While it is often assumed that macroglossia in a dog is the result of Down syndrome – it rarely occurs for this reason. Canines have one less chromosome than humans typically do, but are not known to have any form of rehashed hereditary material associated with Down disorder as people typically do.
Canines are known to be born with some similar physical characteristics related to Down syndrome, such as an expressive muzzle or slow movement, but the vast majority of these similarities are only coincidental and not directly related to genes.
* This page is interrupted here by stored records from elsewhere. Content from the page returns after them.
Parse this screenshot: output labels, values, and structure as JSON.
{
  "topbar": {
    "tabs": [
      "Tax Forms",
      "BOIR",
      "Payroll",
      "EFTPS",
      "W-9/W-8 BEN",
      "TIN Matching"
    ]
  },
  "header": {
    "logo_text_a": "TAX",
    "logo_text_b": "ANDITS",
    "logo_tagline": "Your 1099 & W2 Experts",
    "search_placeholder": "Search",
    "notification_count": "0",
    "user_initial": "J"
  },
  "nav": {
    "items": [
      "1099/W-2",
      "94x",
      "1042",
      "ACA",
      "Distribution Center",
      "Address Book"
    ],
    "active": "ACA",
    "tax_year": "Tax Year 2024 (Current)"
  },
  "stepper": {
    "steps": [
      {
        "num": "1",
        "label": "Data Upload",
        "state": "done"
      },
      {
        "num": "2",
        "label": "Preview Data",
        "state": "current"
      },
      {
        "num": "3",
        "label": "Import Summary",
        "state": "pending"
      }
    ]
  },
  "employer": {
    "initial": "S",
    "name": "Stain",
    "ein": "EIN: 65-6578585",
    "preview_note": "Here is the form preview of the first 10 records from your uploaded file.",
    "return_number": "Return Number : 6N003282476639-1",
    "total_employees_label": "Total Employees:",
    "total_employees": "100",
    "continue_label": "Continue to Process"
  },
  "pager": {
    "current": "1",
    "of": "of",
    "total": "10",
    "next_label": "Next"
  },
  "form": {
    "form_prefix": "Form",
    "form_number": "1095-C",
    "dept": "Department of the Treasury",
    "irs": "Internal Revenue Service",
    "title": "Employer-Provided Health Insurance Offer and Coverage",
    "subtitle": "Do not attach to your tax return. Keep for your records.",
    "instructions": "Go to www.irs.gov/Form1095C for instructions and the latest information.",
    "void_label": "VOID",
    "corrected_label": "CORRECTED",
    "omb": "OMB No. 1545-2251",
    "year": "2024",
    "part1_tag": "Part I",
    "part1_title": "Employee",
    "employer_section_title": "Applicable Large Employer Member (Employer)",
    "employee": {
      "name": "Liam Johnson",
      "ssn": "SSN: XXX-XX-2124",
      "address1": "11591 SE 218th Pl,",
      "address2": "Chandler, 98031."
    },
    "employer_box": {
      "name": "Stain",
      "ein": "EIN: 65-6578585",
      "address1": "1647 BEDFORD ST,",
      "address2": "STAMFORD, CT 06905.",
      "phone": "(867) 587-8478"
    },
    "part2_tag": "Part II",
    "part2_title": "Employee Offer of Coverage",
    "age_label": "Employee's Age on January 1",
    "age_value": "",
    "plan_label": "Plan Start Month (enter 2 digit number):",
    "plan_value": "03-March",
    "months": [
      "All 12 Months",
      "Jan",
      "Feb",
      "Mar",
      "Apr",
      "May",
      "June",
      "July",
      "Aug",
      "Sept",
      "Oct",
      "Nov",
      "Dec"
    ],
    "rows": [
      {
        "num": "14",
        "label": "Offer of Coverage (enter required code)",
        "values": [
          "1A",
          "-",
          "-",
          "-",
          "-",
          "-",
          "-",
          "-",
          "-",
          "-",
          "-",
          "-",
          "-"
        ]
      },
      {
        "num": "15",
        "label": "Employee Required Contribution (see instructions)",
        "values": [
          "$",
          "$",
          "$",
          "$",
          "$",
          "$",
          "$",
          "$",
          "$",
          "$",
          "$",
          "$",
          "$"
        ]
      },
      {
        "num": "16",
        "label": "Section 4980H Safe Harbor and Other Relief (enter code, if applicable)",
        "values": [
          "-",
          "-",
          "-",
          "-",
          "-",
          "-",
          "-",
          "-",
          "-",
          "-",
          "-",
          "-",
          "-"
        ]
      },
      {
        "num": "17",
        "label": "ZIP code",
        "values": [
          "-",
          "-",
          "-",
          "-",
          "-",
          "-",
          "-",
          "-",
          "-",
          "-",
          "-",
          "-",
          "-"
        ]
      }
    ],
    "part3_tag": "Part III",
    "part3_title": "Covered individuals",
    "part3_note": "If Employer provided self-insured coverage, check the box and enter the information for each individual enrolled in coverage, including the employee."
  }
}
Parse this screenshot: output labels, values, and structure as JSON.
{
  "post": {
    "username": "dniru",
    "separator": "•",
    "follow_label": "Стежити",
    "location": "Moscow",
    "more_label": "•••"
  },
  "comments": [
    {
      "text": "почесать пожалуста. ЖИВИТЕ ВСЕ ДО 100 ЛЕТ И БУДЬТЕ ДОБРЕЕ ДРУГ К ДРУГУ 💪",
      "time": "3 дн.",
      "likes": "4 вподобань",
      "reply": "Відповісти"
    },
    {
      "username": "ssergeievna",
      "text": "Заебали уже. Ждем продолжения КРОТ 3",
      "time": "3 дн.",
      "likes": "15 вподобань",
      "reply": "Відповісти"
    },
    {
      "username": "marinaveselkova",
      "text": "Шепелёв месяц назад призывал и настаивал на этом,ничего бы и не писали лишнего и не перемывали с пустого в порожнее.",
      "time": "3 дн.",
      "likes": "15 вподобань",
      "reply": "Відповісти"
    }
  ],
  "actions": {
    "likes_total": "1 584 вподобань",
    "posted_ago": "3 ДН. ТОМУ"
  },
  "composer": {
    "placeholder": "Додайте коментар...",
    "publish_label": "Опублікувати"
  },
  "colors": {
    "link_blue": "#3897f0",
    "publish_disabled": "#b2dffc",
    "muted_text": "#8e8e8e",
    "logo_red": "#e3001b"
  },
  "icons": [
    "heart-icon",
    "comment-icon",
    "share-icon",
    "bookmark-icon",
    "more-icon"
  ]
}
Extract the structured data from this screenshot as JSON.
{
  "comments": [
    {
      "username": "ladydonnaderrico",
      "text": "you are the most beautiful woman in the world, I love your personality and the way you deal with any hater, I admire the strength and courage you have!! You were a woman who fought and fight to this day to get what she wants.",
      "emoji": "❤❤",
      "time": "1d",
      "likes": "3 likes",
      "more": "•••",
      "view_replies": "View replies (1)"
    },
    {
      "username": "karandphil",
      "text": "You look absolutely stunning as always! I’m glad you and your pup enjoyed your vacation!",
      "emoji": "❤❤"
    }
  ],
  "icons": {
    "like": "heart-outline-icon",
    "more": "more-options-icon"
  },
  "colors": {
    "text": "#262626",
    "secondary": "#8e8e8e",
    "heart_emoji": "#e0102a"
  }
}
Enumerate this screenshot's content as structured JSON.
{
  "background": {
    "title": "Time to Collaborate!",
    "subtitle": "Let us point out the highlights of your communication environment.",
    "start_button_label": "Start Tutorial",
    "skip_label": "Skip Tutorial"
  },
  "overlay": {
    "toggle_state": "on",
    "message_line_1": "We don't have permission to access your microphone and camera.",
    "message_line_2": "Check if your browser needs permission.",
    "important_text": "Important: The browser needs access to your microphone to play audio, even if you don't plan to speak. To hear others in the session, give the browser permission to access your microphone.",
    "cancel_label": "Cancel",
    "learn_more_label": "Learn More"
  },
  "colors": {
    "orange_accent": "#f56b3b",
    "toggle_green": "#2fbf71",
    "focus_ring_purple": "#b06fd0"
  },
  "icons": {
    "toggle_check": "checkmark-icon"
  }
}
The simplest answer on whether canines can be impacted by Down syndrome is unclear at this point in time.
Summary on Animals with Down Syndrome
Not all animals have down’s syndrome, even though they are more prone to experiencing genetic problems and actually inherit traits from their human companions. Even though the virus is different from down syndrome, it may still provide them similar visual and mental abilities. Although humans are the only other living thing that can cause a disease, it doesn’t mean that other organisms don’t exist who could cause an illness.